DA Évidemment, il y a plein de professionnels qui vont être très vigilants, très rigoureux, mais ça dépend des traits de personnalité de chaque personne et du contexte du travail. Beaucoup de gens sont anxieux, stressés, ont des troubles de personnalité ou même aiment tricher.

Dans Teams, certaines tâches relationnelles pourront être prises en charge par l’IA, dont la possibilité d’assister aux réunions à notre place. L’IA va nous faire des résumés de la réunion et sortir les points importants. Qu’est-ce que cela a comme effet? Une baisse de l’attention et de la concentration.

QS L’IA ne peut-elle pas être utilisée intelligemment?

DA Je veux rappeler que je suis pour l’IA générative et je pense qu’elle peut augmenter la productivité et faciliter le travail. Mais il faut prendre le temps de bien faire les choses. La suite Office a mis une dizaine d’années à intégrer les entreprises comme telles et ça venait avec des formations. Dans les années 1990, Microsoft avait déployé des formateurs qui allaient dans les entreprises. On ne peut faire en moins d’un mois ce qui a pris autrefois une dizaine d’années.

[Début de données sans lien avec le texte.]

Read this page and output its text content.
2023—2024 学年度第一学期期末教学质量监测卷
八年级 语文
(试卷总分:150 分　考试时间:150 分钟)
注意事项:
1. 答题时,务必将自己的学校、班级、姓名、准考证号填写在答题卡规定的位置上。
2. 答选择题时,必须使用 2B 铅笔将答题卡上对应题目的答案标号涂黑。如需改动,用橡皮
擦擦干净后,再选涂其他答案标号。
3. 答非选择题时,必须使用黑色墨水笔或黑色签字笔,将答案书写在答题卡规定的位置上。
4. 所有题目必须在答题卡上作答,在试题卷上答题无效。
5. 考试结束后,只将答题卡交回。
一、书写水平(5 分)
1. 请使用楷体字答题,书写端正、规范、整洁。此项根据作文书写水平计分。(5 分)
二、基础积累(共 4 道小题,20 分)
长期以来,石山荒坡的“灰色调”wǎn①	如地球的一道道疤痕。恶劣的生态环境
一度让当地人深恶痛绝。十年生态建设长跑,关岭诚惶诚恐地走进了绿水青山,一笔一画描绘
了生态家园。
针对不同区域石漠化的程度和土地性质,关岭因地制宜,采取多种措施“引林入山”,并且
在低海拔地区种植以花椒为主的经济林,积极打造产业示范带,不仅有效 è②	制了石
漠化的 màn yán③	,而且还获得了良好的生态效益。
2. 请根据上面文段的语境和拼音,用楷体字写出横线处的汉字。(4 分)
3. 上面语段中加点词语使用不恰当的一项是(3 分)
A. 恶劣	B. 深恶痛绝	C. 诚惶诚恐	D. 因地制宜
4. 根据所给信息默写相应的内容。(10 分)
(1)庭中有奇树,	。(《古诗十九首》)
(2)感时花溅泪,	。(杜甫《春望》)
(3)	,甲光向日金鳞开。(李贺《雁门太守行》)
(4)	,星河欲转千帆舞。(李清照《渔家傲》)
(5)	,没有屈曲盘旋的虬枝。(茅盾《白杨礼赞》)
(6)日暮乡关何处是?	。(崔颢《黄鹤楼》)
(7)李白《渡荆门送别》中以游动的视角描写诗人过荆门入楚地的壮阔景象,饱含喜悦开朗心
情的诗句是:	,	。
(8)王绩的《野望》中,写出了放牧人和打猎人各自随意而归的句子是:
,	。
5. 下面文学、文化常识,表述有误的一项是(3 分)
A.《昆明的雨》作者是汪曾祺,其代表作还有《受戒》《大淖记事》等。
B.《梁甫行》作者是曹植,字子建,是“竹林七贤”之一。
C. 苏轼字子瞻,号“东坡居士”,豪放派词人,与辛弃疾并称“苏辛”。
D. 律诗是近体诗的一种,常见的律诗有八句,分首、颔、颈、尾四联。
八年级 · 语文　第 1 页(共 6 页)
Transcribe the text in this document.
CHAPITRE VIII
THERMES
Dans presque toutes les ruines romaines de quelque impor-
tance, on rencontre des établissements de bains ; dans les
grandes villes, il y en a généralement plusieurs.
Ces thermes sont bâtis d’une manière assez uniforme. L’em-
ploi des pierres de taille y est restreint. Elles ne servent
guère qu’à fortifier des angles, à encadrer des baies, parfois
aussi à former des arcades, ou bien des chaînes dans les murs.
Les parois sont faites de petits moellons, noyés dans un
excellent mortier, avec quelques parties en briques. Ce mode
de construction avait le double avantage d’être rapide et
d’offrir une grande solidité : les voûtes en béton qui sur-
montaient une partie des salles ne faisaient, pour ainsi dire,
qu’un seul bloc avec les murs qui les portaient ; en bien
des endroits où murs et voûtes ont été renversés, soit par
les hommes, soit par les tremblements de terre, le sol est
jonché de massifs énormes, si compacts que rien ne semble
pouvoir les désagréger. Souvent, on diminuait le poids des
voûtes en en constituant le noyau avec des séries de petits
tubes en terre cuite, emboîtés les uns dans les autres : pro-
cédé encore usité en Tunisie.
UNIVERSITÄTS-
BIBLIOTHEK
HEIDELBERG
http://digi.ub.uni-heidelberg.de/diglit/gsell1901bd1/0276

Il y a déjà beaucoup de choses dans notre environnement numérique qui contribuent à la baisse de nos capacités cognitives. Et là, c’est une question plus large que la question des professionnels. C’est tout simplement une baisse de l’intelligence de l’être humain. L’IA ne doit pas affecter la cognition humaine, elle doit pouvoir augmenter ce que l’on peut faire. Mais le problème, c’est la manière dont on nous vend les produits sans étudier leurs conséquences.

* Les propos ont été revus et condensés pour plus de clarté.